Marvel Studios Shown here, all big and stupid and blue.
In the '90s, beams of blue light came out of every alien ship and death satellite, but it wasn't until the rise of the superhero movie that blue light beams became the deadliest killer in all of cinema. Beams of blue light are practically the main character in most Marvel movies. Here's Iron Man waving to one:
Marvel Studios "Stay in touch!" he told the beam of blue light during the wrap party. "SKSHH-FWOMMMMM!" it replied.
To differentiate themselves from the Marvel movies, the DC superhero films decided to be shitty piles of unlikeable misery. However, they did end up using the same blue light beams. In Man Of Steel, all of Metropolis not smashed into rubble by Superman himself is vaporized by a giant blue beam.

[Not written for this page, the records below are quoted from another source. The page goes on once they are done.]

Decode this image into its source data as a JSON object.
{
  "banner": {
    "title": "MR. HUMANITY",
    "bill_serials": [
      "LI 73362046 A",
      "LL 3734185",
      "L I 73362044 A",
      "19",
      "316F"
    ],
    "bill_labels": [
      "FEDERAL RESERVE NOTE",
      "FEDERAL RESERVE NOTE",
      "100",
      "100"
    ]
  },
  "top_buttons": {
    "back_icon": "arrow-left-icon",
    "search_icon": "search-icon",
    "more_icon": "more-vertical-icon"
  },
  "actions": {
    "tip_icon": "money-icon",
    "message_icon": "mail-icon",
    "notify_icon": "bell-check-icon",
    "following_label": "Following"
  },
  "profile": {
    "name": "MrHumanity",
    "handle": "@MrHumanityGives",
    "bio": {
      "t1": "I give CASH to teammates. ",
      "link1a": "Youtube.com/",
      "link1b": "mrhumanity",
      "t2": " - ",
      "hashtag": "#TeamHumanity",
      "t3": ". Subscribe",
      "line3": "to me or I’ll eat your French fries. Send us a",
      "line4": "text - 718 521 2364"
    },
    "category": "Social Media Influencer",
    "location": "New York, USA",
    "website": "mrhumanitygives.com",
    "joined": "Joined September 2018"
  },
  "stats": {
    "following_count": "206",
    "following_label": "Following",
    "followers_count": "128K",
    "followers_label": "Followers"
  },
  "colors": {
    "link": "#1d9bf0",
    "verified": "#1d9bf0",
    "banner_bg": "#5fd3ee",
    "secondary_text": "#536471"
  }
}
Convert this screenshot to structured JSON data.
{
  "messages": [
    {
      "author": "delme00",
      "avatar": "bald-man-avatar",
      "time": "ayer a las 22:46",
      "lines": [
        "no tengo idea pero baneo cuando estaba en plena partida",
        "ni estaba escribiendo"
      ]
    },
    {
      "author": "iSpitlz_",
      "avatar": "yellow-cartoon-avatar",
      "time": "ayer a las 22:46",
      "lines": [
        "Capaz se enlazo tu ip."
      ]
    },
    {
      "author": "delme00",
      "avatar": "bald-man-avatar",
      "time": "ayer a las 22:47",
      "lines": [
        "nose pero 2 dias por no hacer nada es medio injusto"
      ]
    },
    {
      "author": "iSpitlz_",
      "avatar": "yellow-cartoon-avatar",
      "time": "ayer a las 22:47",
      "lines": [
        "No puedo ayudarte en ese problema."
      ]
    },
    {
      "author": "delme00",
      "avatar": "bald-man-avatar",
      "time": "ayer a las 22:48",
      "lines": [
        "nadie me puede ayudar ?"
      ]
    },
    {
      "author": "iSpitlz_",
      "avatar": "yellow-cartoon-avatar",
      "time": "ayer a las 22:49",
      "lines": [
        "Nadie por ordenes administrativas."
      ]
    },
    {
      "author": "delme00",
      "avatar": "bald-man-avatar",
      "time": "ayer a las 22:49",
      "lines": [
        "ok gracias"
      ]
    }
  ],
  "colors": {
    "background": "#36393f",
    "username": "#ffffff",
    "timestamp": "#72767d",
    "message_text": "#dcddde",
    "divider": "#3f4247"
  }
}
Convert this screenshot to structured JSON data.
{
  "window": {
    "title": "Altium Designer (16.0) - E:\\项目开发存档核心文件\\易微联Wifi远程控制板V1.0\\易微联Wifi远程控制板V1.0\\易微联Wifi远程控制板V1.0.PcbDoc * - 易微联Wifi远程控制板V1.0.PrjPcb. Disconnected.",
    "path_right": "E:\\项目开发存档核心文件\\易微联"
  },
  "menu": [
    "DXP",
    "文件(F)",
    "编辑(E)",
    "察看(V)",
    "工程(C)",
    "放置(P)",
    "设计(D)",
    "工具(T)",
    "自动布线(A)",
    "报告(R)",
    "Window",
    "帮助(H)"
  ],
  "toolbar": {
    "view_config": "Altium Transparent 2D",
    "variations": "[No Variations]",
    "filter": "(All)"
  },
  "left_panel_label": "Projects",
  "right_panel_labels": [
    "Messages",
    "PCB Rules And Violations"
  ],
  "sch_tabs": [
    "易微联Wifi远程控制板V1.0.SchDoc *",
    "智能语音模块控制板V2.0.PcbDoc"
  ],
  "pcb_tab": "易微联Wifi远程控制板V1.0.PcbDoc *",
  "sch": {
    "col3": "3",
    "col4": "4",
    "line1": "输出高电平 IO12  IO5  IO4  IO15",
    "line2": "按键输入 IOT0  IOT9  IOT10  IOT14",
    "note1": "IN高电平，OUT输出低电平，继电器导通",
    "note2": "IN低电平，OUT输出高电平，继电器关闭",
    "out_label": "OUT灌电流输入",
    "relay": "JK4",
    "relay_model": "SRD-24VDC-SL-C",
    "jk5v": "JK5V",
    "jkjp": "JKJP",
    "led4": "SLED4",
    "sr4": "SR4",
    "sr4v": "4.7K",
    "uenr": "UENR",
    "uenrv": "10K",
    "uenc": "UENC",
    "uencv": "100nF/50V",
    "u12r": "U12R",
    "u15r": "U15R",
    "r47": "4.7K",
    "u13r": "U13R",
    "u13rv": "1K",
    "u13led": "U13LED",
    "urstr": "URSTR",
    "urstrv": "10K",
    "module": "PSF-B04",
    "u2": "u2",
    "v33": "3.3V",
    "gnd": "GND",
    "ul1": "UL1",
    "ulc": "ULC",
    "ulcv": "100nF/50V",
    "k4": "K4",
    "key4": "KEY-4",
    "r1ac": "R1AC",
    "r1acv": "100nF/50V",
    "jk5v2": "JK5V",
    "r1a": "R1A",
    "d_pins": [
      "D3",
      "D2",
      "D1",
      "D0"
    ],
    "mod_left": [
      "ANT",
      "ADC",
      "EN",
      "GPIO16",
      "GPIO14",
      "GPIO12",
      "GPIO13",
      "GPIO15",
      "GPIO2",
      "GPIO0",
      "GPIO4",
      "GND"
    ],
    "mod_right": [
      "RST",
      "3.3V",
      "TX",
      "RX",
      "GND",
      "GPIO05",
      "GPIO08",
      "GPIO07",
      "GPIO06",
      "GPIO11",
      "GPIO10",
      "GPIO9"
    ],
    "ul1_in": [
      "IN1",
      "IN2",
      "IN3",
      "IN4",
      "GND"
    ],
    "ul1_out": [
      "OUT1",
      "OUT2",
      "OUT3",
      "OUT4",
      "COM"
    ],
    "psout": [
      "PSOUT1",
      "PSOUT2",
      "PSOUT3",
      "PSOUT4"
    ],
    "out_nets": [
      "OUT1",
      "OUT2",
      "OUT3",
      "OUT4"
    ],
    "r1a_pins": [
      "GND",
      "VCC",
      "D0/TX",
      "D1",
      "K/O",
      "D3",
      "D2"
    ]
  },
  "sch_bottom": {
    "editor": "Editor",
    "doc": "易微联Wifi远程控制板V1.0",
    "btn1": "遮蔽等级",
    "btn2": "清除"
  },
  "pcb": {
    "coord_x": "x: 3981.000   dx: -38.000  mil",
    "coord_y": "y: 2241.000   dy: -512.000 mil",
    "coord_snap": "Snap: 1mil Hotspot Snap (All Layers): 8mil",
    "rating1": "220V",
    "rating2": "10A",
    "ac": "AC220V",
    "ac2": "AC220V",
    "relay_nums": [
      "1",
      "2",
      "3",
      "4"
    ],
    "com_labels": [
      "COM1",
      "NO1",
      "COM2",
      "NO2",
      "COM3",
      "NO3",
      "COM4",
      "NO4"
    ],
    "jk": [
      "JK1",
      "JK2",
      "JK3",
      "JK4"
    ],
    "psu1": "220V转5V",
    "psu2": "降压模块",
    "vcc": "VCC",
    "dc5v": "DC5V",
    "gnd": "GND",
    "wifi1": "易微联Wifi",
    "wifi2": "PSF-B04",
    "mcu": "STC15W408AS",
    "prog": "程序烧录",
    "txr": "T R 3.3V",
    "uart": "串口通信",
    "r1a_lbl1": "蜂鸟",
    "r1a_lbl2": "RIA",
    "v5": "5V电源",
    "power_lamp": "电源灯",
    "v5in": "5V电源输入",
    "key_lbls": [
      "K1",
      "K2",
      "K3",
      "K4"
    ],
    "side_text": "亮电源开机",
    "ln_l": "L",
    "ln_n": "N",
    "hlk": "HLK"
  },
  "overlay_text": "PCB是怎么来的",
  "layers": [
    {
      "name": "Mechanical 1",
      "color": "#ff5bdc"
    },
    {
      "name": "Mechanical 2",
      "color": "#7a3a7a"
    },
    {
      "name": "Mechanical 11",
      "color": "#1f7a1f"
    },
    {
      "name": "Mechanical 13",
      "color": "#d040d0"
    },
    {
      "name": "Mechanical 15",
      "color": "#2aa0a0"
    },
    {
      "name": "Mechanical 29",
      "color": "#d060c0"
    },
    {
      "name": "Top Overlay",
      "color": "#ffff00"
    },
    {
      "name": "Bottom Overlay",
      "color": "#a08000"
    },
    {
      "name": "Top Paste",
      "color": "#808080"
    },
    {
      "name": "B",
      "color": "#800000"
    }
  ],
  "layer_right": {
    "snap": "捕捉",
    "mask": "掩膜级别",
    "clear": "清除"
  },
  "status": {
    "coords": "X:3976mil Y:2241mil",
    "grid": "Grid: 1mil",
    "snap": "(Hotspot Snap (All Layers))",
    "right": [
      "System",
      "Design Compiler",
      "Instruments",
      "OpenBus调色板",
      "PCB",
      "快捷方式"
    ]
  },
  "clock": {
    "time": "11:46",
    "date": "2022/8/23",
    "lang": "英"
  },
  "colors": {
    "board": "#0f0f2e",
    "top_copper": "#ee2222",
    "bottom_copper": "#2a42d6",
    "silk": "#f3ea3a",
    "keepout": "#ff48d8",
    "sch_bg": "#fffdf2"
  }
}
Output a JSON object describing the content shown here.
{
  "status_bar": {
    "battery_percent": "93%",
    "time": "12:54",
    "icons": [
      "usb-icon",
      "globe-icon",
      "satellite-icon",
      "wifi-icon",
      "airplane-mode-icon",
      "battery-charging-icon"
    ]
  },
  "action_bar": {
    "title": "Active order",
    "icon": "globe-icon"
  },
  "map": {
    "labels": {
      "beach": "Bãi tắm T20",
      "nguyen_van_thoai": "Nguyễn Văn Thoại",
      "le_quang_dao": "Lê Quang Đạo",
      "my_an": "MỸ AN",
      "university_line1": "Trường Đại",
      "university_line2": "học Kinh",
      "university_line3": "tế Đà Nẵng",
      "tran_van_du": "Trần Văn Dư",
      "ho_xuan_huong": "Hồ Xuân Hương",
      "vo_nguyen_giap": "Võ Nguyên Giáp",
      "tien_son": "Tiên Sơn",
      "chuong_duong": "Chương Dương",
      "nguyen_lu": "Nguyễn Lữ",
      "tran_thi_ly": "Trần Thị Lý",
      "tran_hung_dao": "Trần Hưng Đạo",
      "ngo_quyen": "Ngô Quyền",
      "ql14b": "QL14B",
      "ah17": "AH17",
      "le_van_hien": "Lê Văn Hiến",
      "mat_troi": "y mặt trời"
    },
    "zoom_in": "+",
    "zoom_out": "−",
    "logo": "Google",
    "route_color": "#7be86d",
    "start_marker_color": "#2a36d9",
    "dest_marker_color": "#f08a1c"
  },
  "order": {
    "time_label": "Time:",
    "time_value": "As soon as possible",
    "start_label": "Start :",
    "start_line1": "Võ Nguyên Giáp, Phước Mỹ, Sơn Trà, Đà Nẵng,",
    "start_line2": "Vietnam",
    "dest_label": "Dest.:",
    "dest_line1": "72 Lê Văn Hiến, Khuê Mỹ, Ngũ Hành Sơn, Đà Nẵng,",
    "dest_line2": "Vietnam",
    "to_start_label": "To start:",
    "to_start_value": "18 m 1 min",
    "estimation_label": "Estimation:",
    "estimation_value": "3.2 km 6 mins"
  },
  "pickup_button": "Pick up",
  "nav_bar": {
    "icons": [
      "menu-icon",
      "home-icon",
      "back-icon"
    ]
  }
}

Warner Bros. Well, blueish. You have to turn the saturation on your TV way, way up to see colors during a DC movie.
No matter how many cool weapons the bad guys came up with, they kept coming back to the blue beams. They even showed up in Transformers: Dark Of The Moon. Think about that for a minute: It's a movie about robots that turn into fighter jets, Laserbeaks, and dinosaurs, and some asshole still suggested, "What if we blew everything up with just, like, some big blue beam?"
Paramount Pictures Pictured: Not dinosaur robots or Laserbeaks.
Suicide Squad is a movie featuring 416 potentially interesting characters and one Jared Leto's Joker, and even that monstrosity manages to squeeze in three giant blue beams.
Warner Bros. They happened in Act Two, the seventh Act Three, and the 14th denouement.